İşte bu sebeple çocuğun yanında şiddetli tartışmalar ve kavgalar yapmamaya özen gösterilmelidir. O anlamaz, küçüktür, çabuk unutur diye düşünmek hatalı olur. Çocuklar çok küçük yaşlardan itibaren yaşadıklarını ve gördüklerini bilinçaltına kaydederler.
Eğer çocuk anne baba arasındaki kavgaya şahit olmuşsa, ona bu konuda açıklama yapılmalıdır. Onunla konuşmak içindeki korkuları azaltacaktır. Açıklama yaparken eşler birbirini suçlamadan, eleştirmeden anlatmalıdır.
Çocuktan hakem olması ve taraf tutması da istenme-melidir. Bu durum çocuğu diğer ebeveyne karşı öfkeli ve tepkili yapacaktır.
Özellikle annelerin kızlarını bu konuda sırdaş seçmeleri ve babayla yaşadıklarını ona anlatmaları, adeta ondan yardım istemeleri ve medet ummaları çocuğun kimlik duygusunun gelişiminde ciddi sorunlara yol açabilir. Yaşı çok küçükken büyüklerin dünyasının ayrıntılarına maruz kalmak, çocuğun yüreğini yorar, enerjisini tüketir.
Beni neden dövüyorsun anne?
Anne ne kadar kolay öfkeleniyorsun farkında mısın? Hemen bağırmaya ve vurmaya başlıyorsun, yaptığım şeyin cezası bu kadar ağır mı olmalıydı? Ne zaman kızsan dövüyorsun beni… Dayağın sanki hiç sonu gelmeyecek gibi oluyor. Benden bu kadar mı nefret ediyorsun? Öfken bana olan sevginden daha mı çok? Vurduğun zamanlarda da beni hala seviyor musun anne? Biliyorum ben uyuduğum zaman başucumda ağlıyorsun, pişman oluyorsun. Sen benim uyuduğumu sanıyorsun ama ben seni duyuyorum. Pişman oluyorsun ama ertesi gün yine dövüyorsun.
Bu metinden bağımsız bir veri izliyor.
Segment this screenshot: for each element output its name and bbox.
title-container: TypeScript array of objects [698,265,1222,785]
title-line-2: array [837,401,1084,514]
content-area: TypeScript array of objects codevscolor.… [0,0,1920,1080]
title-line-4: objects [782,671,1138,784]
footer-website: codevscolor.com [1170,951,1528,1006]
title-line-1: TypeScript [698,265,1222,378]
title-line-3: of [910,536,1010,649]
Bana vururken “Bu sana ders olsun!” diye bağırıyorsun ama bana hiç ders olmuyor. Beni daha çok öfkelendiriyor, kızgınlığımı, inadımı artırıyor…
Keşke bana vurmasan anne…
DAYAK bir eğitim metodu değildir. Anne babanın çocuğun olumsuz davranışları karşısında yetersizliğini ve çaresizliğini ifade eder. Diğer terbiye yöntem ve metotlarını bilmeyen anne babaların uyguladığı bir yöntemdir.